Roan Mountain View

Geophysical Characterization of an Alluvial Aquifer

Bevin Bailey || 2010-2011

Subsurface characterization of the near surface is essential in many geologic, hydrologic and engineering investigations. Drilling boreholes for such purposes is generally not cost effective and cannot always define the existence or lateral continuity of subsurface features. Electric and electromagnetic geophysical survey methods offer a quick, non-invasive, and cost effective means to characterize the shallow subsurface. In this study, Bevin imaged the subsurface of a mountain stream floodplain in order to locate subsurface geologic features including depths to bedrock and the water table, and to determine the aquifer properties and degree of hydrologic connectivity. On site borehole data provided detailed information about the subsurface including direct measurements of depth to the water table and split spoon sediment samples; thus providing a means for direct comparison to near surface geophysical data. Bevin's results indicate that the relative degree of stratification of unconsolidated deposits and the sediment-bedrock interface can be imaged with GPR; however, due to the large amount of pseudo-stratigraphic reflectors, GPR data was unable to independently image the water table. Resistivity proved most useful for characterizing grain size of the subsurface, thus giving a reasonable method for characterization of subsurface aquifer properties. The combination of GPR and resistivity data therefore provides a powerful tool for characterizing a complex alluvial aquifer system.

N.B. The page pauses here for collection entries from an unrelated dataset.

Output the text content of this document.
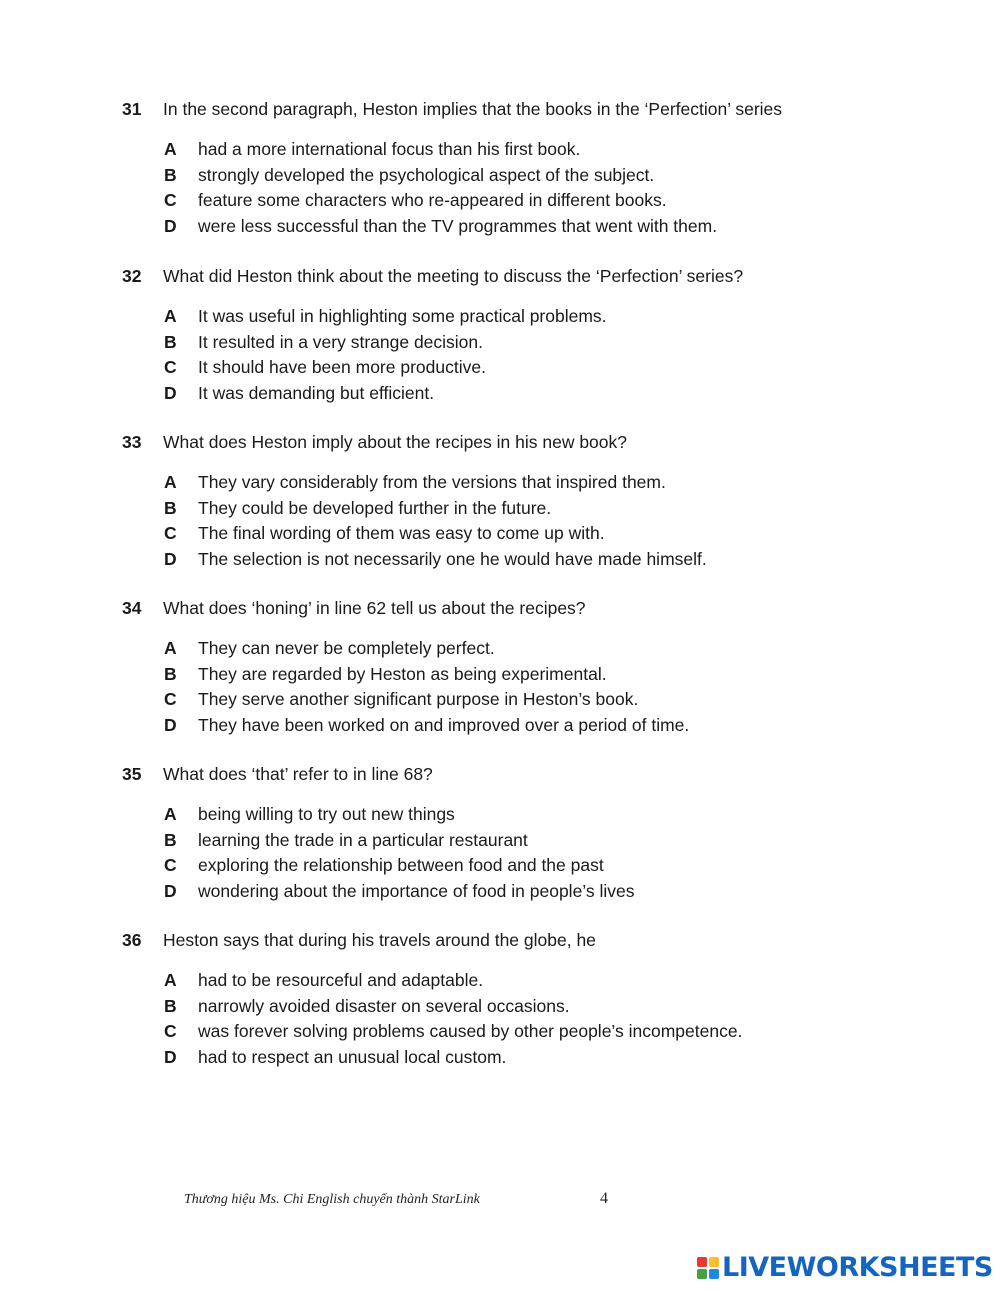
31	In the second paragraph, Heston implies that the books in the ‘Perfection’ series
A	had a more international focus than his first book.
B	strongly developed the psychological aspect of the subject.
C	feature some characters who re-appeared in different books.
D	were less successful than the TV programmes that went with them.
32	What did Heston think about the meeting to discuss the ‘Perfection’ series?
A	It was useful in highlighting some practical problems.
B	It resulted in a very strange decision.
C	It should have been more productive.
D	It was demanding but efficient.
33	What does Heston imply about the recipes in his new book?
A	They vary considerably from the versions that inspired them.
B	They could be developed further in the future.
C	The final wording of them was easy to come up with.
D	The selection is not necessarily one he would have made himself.
34	What does ‘honing’ in line 62 tell us about the recipes?
A	They can never be completely perfect.
B	They are regarded by Heston as being experimental.
C	They serve another significant purpose in Heston’s book.
D	They have been worked on and improved over a period of time.
35	What does ‘that’ refer to in line 68?
A	being willing to try out new things
B	learning the trade in a particular restaurant
C	exploring the relationship between food and the past
D	wondering about the importance of food in people’s lives
36	Heston says that during his travels around the globe, he
A	had to be resourceful and adaptable.
B	narrowly avoided disaster on several occasions.
C	was forever solving problems caused by other people’s incompetence.
D	had to respect an unusual local custom.
Thương hiệu Ms. Chi English chuyển thành StarLink	4
LIVEWORKSHEETS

Study Site: The Lee and Vivian Reynolds Greenway Park, Boone, NC

Greenway Map

Above: The Greenway park along the south fork of the New River located in Boone, NC. Geophysical transects (GPR and Resistivity) are shown with yellow lines. Boreholes are shown with blue and white circles. Note that Transects 1-2 are nearby and straddle the boreholes. For regional location refer to the North Carolina county map inset.

Comparison of Resistivity Data to Borehole Split-Spoon Samples

Borehole Resistivity Comparison

Above: A) Stratigraphic columns of non-continuous sediment samples from each borehole colored in blue on the map above. Colors were assigned based on the expected resistivity values with high resistivity being red and low being colored blue. This allows direct comparison to our resistivity inverted sections.
B) Stratigraphic columns laid over Transect 1 resistivity data at the correct locations. In general, the resistivity data shows excellent agreement with the borehole sediment samples expected resistivities. Thus, resistivity is a reliable tool for resolving spatial variations in grain size at the ASU Greenway.

Determination of Radar Velocity: Common Midpoint Surveying

GPR Common Midpoint Survey

Above: Results from a common midpoint survey used to determine the subsurface radar velocity. The survey was conducted above a known sub-horizontal reflector. A hyperbola was fitted to several reflectors suggesting a relatively constant velocity of 0.051 m/ns. This is the subsurface radar velocity applied to subsequent GPR profiles to convert two-way time to depth.

Comparison of GPR Data to Water Table Levels in Borholes

GPR Water Table Comparison

Above: Location of the measured water table (yellow segments)from the four boreholes on Transects 1 (top) and 2 (bottom). The locations of the water table do typically correspond to reflectors, but these reflectors are not always continuous, are not always strong reflectors, and are not independently identifiable without direct measurements. Thus choosing which reflector represents the water table is not practical at the ASU Greenway site.